Tryptase, a serine protease released from mast cells, is implicated in many allergic and inflammatory disorders. Human tryptase is a donut-shaped tetramer with the active sites facing inward forming a central pore. Bivalent ligands spanning two active sites potently inhibit this configuration, but these large compounds have poor drug-like properties. To overcome some of these challenges, we developed self-assembling molecules, called coferons, which deliver a larger compound in two parts. Using a pharmacophoric core and reversibly binding linkers to span two active sites, we have successfully produced three novel homodimeric tryptase inhibitors.
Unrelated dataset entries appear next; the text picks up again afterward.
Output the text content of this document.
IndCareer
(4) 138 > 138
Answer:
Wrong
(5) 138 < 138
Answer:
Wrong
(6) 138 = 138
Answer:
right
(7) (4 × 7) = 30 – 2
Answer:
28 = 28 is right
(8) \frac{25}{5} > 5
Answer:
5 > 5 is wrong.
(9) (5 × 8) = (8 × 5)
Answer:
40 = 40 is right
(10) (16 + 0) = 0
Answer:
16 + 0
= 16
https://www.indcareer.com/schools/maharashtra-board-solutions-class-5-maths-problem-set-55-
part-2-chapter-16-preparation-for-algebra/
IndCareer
Upon binding to tryptase, compounds reassembled into flexible homodimers, with significant improvements in IC₅₀ (0.19 ± 0.08 μM) over controls (5.50 ± 0.09 μM), and demonstrate good activity in mast cell lines. These studies provide validation for this innovative technology that is especially well-suited for the delivery of dimeric drugs to modulate intracellular macromolecular targets.

Figure 1

Designs for target-directed self-assembling dimeric drugs.(A) [3-(1-Acylpiperidin-4-yl)phenyl]methanamine was employed as the pharmacophoric core for the development of reversible homodimeric inhibitors of tetrameric human β-tryptase. One monomer binds each catalytically active subunit of tryptase, such that each homodimeric coferon inhibits an adjacent pair of tryptase subunits. (B) Examples of homodimerizing connector plus linker moieties explored in the current manuscript.

Figure 2

Tryptase promotes the assembly of α-hydroxyketo-based coferon dimers resulting in improved potency. (A) α-Hydroxyketo coferons 1a, 2a, and 3a display significant in vitro and cellular potency improvements (ratios) over their nondimerizable racemic vicinal diol analogs (1b, 2b, and 3b, respectively). (B) Cocrystal structure of 3a at 2.3 Å resolution with human β-tryptase indicates that pharmacophore binding sites in adjacent subunits are bridged by a dimeric spiroketal assembly. The (2R,4S)-4-hydroxy-2-(1-hydroxy-1-methyl-ethyl)-1,3-dioxolane diastereomer in left-to-right and right-to-left configuration (depicted displayed on protein surface colored by electrostatic character) were best suited in fitting the bridging density. (C) Contiguous electron density was also observed in the cocrystal structure of 2a (1.65 Å resolution), consistent with occupancy by dimeric spiroketal assemblies. While an R,S-diastereomer, analogous to that of 3a, contributes to the observed 1σ density (depicted), no single spiroketal configuration could account for all aspects (Table S1).